Let’s learn more about Einstein Copilot
“Copilot means that I have an assistant with me in the tool where I need to be working that contextually knows what I am trying to do and helps me at every step of the process,” Jania said.
For marketers, this might begin with a campaign brief developed with Copilot’s assistance, the identification of an audience based on the brief, and then the development of email or other content. “What’s really cool is the idea of Einstein Studio where our customers will create actions [for Copilot] that we hadn’t even thought about.”
Here’s a key insight (back to nomenclature). We reported on Copilot for markets, Copilot for merchants, Copilot for shoppers. It turns out, however, that there is just one Copilot, Einstein Copilot, and these are use cases. “There’s just one Copilot, we just add these for a little clarity; we’re going to talk about marketing use cases, about shoppers’ use cases. These are actions for the marketing use cases we built out of the box; you can build your own.”
It’s surely going to take a little time for marketers to learn to work easily with Copilot. “There’s always time for adoption,” Jania agreed. “What is directly connected with this is, this is my ninth Connections and this one has the most hands-on training that I’ve seen since 2014 — and a lot of that is getting people using Data Cloud, using these tools rather than just being given a demo.”
What’s new about Einstein Personalization
Salesforce Einstein has been around since 2016 and many of the use cases seem to have involved personalization in various forms. What’s new?
“Einstein Personalization is a real-time decision engine and it’s going to choose next-best-action, next-best-offer.
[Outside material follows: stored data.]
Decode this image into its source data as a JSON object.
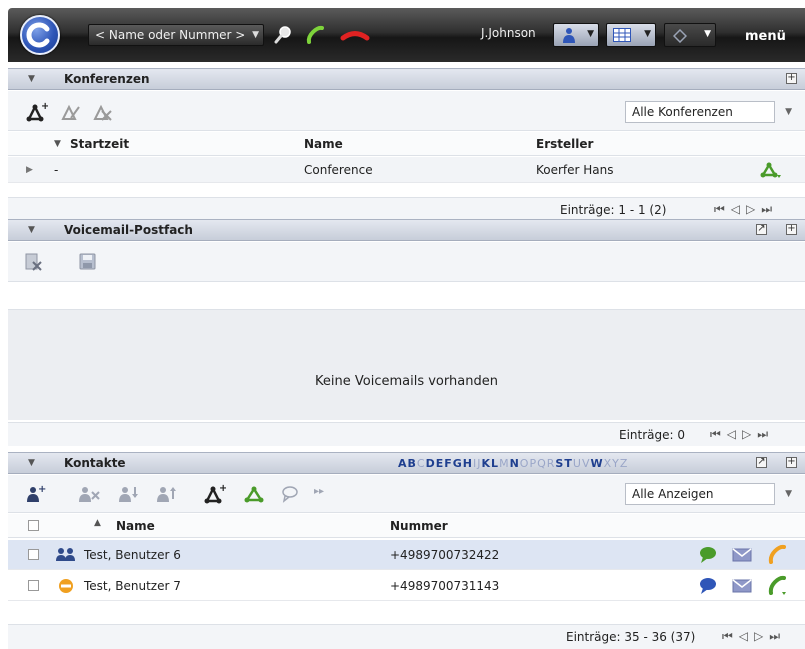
{
  "topbar": {
    "search_placeholder": "< Name oder Nummer >",
    "user_name": "J.Johnson",
    "menu_label": "menü"
  },
  "conferences": {
    "title": "Konferenzen",
    "filter": "Alle Konferenzen",
    "columns": {
      "start": "Startzeit",
      "name": "Name",
      "creator": "Ersteller"
    },
    "row": {
      "start": "-",
      "name": "Conference",
      "creator": "Koerfer Hans"
    },
    "entries": "Einträge: 1 - 1 (2)"
  },
  "voicemail": {
    "title": "Voicemail-Postfach",
    "empty_message": "Keine Voicemails vorhanden",
    "entries": "Einträge: 0"
  },
  "contacts": {
    "title": "Kontakte",
    "letters": [
      {
        "l": "A",
        "on": true
      },
      {
        "l": "B",
        "on": true
      },
      {
        "l": "C",
        "on": false
      },
      {
        "l": "D",
        "on": true
      },
      {
        "l": "E",
        "on": true
      },
      {
        "l": "F",
        "on": true
      },
      {
        "l": "G",
        "on": true
      },
      {
        "l": "H",
        "on": true
      },
      {
        "l": "I",
        "on": false
      },
      {
        "l": "J",
        "on": false
      },
      {
        "l": "K",
        "on": true
      },
      {
        "l": "L",
        "on": true
      },
      {
        "l": "M",
        "on": false
      },
      {
        "l": "N",
        "on": true
      },
      {
        "l": "O",
        "on": false
      },
      {
        "l": "P",
        "on": false
      },
      {
        "l": "Q",
        "on": false
      },
      {
        "l": "R",
        "on": false
      },
      {
        "l": "S",
        "on": true
      },
      {
        "l": "T",
        "on": true
      },
      {
        "l": "U",
        "on": false
      },
      {
        "l": "V",
        "on": false
      },
      {
        "l": "W",
        "on": true
      },
      {
        "l": "X",
        "on": false
      },
      {
        "l": "Y",
        "on": false
      },
      {
        "l": "Z",
        "on": false
      }
    ],
    "filter": "Alle Anzeigen",
    "columns": {
      "name": "Name",
      "number": "Nummer"
    },
    "rows": [
      {
        "name": "Test, Benutzer 6",
        "number": "+4989700732422"
      },
      {
        "name": "Test, Benutzer 7",
        "number": "+4989700731143"
      }
    ],
    "entries": "Einträge: 35 - 36 (37)"
  },
  "colors": {
    "accent": "#2f56b8",
    "header_bg": "#c7cdd9",
    "selected_row": "#dde5f3",
    "green": "#4a9b2a",
    "orange": "#f0a020"
  }
}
What is new is that it’s a service now that runs natively on top of Data Cloud.” A lot of real-time decision engines need their own set of data that might actually be a subset of data. “Einstein Personalization is going to look holistically at a customer and recommend a next-best-action that could be natively surfaced in Service Cloud, Sales Cloud or Marketing Cloud.”
Finally, trust
One feature of the presentations at Connections was the reassurance that, although public LLMs like ChatGPT could be selected for application to customer data, none of that data would be retained by the LLMs. Is this just a matter of written agreements? No, not just that, said Jania.
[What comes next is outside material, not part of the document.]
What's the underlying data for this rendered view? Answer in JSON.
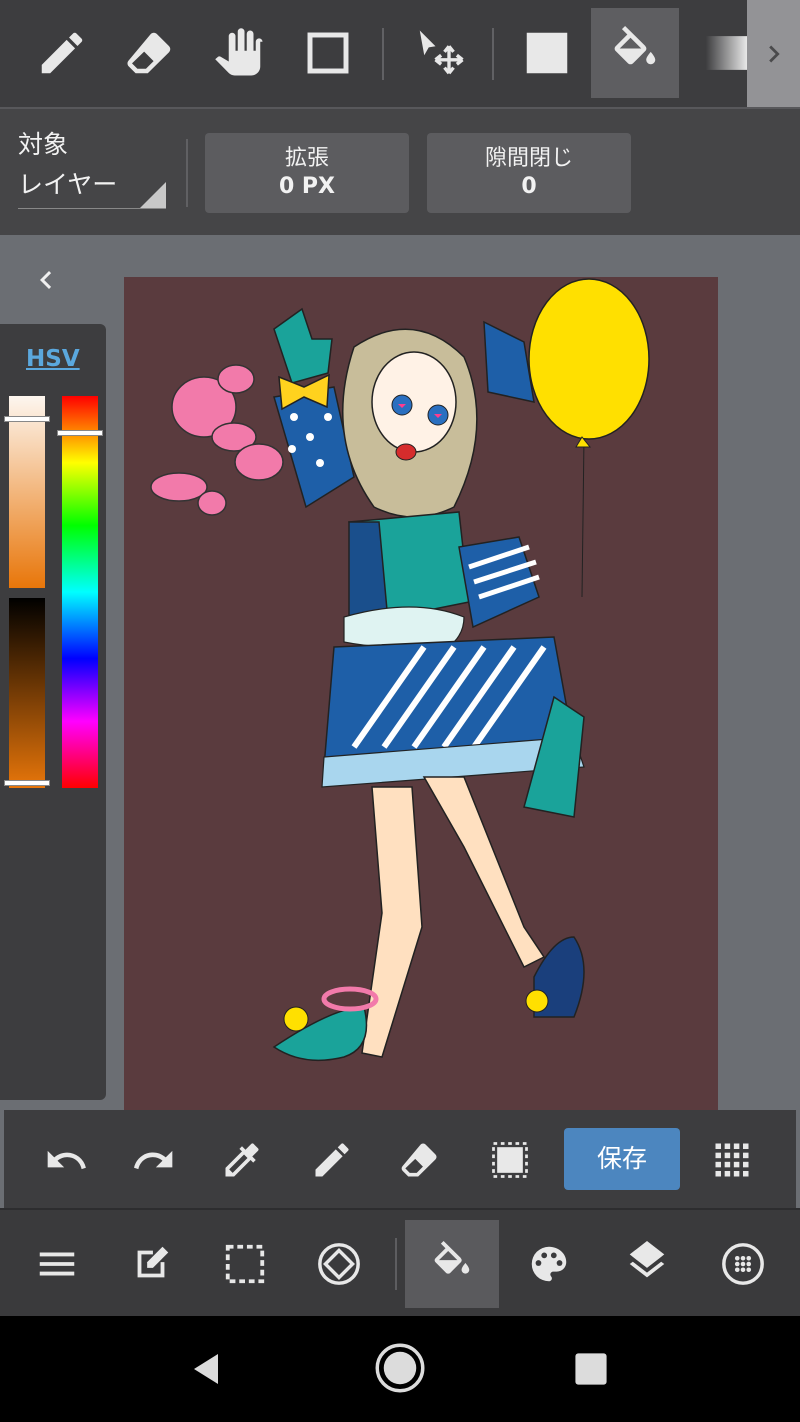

“In the Einstein Trust Layer, all of the data, when it connects to an LLM, runs through our gateway. If there was a prompt that had personally identifiable information — a credit card number, an email address — at a mimum, all that is stripped out. The LLMs do not store the output; we store the output for auditing back in Salesforce. Any output that comes back through our gateway is logged in our system; it runs through a toxicity model; and only at the end do we put PII data back into the answer. There are real pieces beyond a handshake that this data is safe.”